Ну, по снегу от стожка к стожку коней с сеном гонять правда что несподручно, так стали воза выводить на дорогу, и там уже кони по уши в сено залазили — им даже удобнее получилось, не то что из плотного, лежалого стожка брать. На простых же все дальше ехали и дальше, к самым крайним покосам… Спорили, друг другу доказывали, где ближе к тем дальним стожкам и на какой воз сколько положить, чтобы побольше взять и коня не замаять, и кто ловчее бастрик затянет, интересно было, а уже метали на воза — от каждого пар валил вроде из бани, с полка только что будто бы слезли. Тут Степану было вовсе по душе.

Стожки самые крайние, которые в кустах были поставлены, сильно забуранило, они не то что по колено — по самый пуп в снегу стояли. И маковка тоже вся снегом завалена.

А лопат-то на четверых была одна. Хотя снег и плотный и на вилах держится, а все ж таки брать его вилами можно с грехом, где возьмешь, а где кусок и рассыплется.

Так Степан что удумал: опетляли стожок вожжами, за концы потянули — бж-жик! — снег с макушки, как ножом подрезанный, шанежкой сполз. Бери руками его — и в сторону.

А сено в эту пору, перед весной, ужасно бывает пахучее. Как будто бабы его на праздник вместе со сдобным в печках пекли.

Очень едовитое сено, сам бы ел, а не скотину кормил. Нечай Хромой так и сказал, что брюхо у него этого сена просит, ворчит, будто кот на сметану, а в рот брал — не жуется.

— Это же господь бог оплошку дал: сено косить человека научил, а жевать — нет, не научил! — печалился Нечай, а изо рта торчала у него зеленая еще, совсем свежая былинка.— И вовсе напрасно: это какая была бы мужику-крестьянину польза — умом не представить!

Они стог на воза сметали и надумали закурить, вилы в снег поставили. Нечай же все не закуривал, все с былинкой баловался. После былинкой плюнул, за кисетом полез и еще сказал:

— А вот, мужики, в африканских государствах, в тех зимы вовсе нету. Хотя на крещенье, хотя на масленку — все одно лето и лето…

Ероху Теплякова эта весть задела, он вздохнул, подумал и сказал:

— Ну, нет, у нас в Сибири куды-ы справедливее сделано: лето есть и зима вот есть, как положено. И ничего — идеть покудова жизнь. А подумать, какая же это жизнь у африканских мужиков, ежели круглый год страда и страда?!

На это Ерохе никто не ответил, а Нечай все еще беседу вел:

— С двух концов жизнь к человеку подступает: от брюха и от головы… Вот пойдет по земле овсюг, коровенки без сена останутся, ребятишки без молока, и тут брюхо у начальства заговорит, скажет ему: «Ты, дорогой мой начальник, спросил бы все ж таки у мужика: как так получилось? Почему? Как это пахать-сеять надо, как хозяйство вести, чтобы без хлебушка не насидеться и без молочка для ребятишек?» И по-другому подумать: ежели человек сроду будет сыт, одет, обут, забот не будет, как хлебушко делается,— откуда мысли в голове такой зародятся? Об чем? Разве такие будут, от сытости напридуманные, что их ввек руками не сробишь…

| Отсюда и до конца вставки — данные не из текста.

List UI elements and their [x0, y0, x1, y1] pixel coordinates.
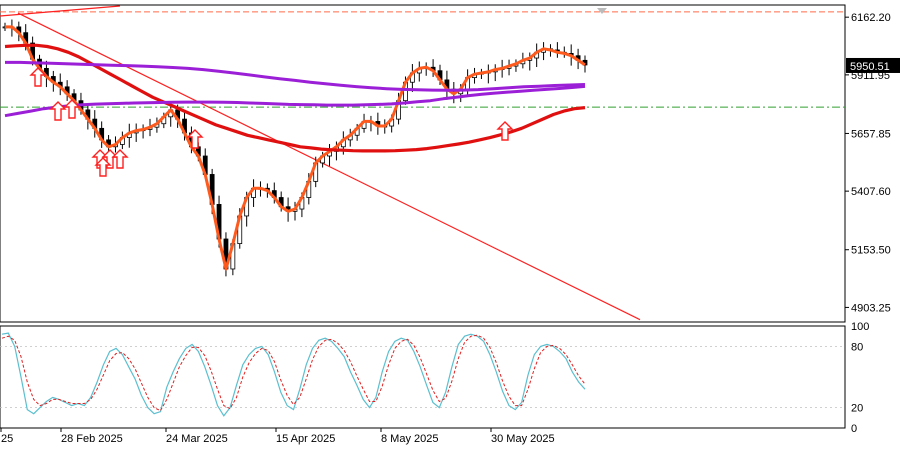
stochastic-main-line [1, 332, 586, 417]
buy-signal-arrow-icon [49, 101, 67, 121]
axis-group: 6162.205911.955657.855407.605153.504903.… [0, 12, 900, 445]
stoch-y-tick-label: 20 [851, 403, 863, 415]
x-tick-label: 30 May 2025 [491, 433, 555, 445]
stoch-y-tick-label: 100 [851, 321, 869, 333]
moving-average-purple-slow [4, 84, 586, 118]
y-tick-label: 4903.25 [851, 302, 891, 314]
stochastic-panel [0, 325, 846, 429]
stoch-y-tick-label: 80 [851, 341, 863, 353]
buy-signal-arrow-icon [29, 67, 47, 87]
y-tick-label: 5407.60 [851, 186, 891, 198]
main-price-panel [0, 4, 846, 323]
x-tick-label: 25 [1, 433, 13, 445]
current-price-badge [846, 57, 900, 73]
x-tick-label: 24 Mar 2025 [166, 433, 228, 445]
top-marker-icon [597, 8, 607, 14]
main-panel-frame [0, 4, 846, 323]
x-tick-label: 8 May 2025 [381, 433, 438, 445]
buy-signal-arrow-icon [496, 121, 514, 141]
close-price-line [5, 25, 586, 271]
moving-average-red [4, 43, 586, 153]
buy-signal-arrow-icon [186, 129, 204, 149]
stoch-panel-frame [0, 325, 846, 429]
stochastic-signal-line [1, 334, 586, 412]
stoch-y-tick-label: 0 [851, 423, 857, 435]
moving-average-purple-fast [5, 60, 586, 92]
upper-trendline [0, 5, 121, 17]
x-tick-label: 28 Feb 2025 [61, 433, 123, 445]
x-tick-label: 15 Apr 2025 [276, 433, 335, 445]
buy-signal-arrow-icon [111, 149, 129, 169]
y-tick-label: 5657.85 [851, 128, 891, 140]
main-plot-area [0, 5, 845, 321]
buy-signal-arrow-icon [94, 157, 112, 177]
y-tick-label: 6162.20 [851, 12, 891, 24]
buy-signal-arrow-icon [63, 99, 81, 119]
y-tick-label: 5153.50 [851, 245, 891, 257]
current-price-label: 5950.51 [850, 61, 890, 73]
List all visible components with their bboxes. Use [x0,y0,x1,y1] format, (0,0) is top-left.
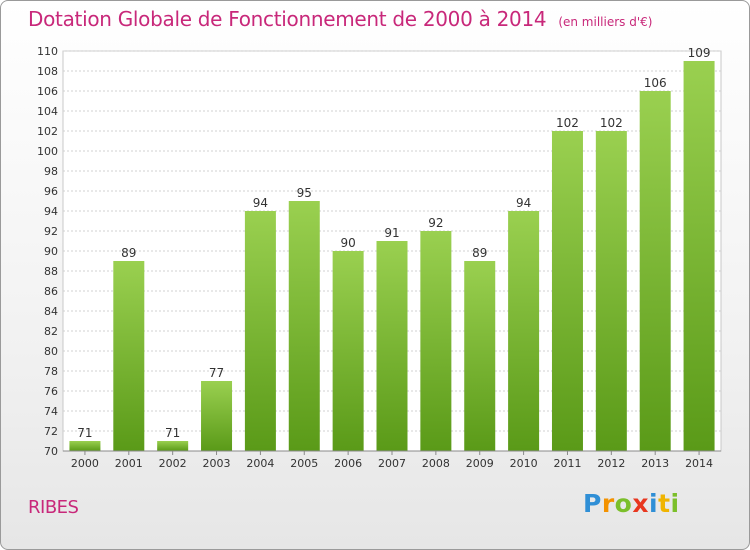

Ну, с Нечаем не спорили нынче и даже не очень его слушали — с пожаром с этим от работы, видать, отбились, истомились по ней и нынче покурить-то друг дружке не давали, торопились будто нахлестанные.

И Нечай торопился тоже едва ли не больше других, цигарку свернул, а курить не стал, так незажженную обратно в кисет и кинул. Загадки бросил свои. Работа слов не любит. Она — всем загадкам ответ.

Нечай-то хромой-хромой, а тройчатку в стог воткнет да через короткую свою ногу, через коленку на черенок надавит — так навильник-то у него — добрая копна. Он ее над головой над самой низко несет, будто на плечах, после в розвальни метнет, и ловко этак угадывает — травинка одна мимо не ляжет. И старый, и седой уже, и хромый — а работник. В любом деле колхозу в тягость не будет, нет…

Когда вернулись с сеном, сметали его перед конюшней и пошли по домам, напоследок все говорили: скорее бы весна, что ли. Попробовать бы этой колхозной-то работы, как же оно все-таки должно получиться?

Дома Клашка удивилась: скоро как обернулись. На стол щи потащила с загнетки, а после того Степан обычно тулуп на пол стелил либо на печку лез отдохнуть — с морозу, со щей горячих морило очень. Нынче ко сну нисколько не тянуло. То ли не устал он вовсе, то ли еще чего бы руками делать хотелось.

Вспомнил: подойник так и брошен у него в мастерской. Пошел, печурку там растопил и только к подойнику приладил ушко — по ограде кто-то слышно — топ-топ — идет.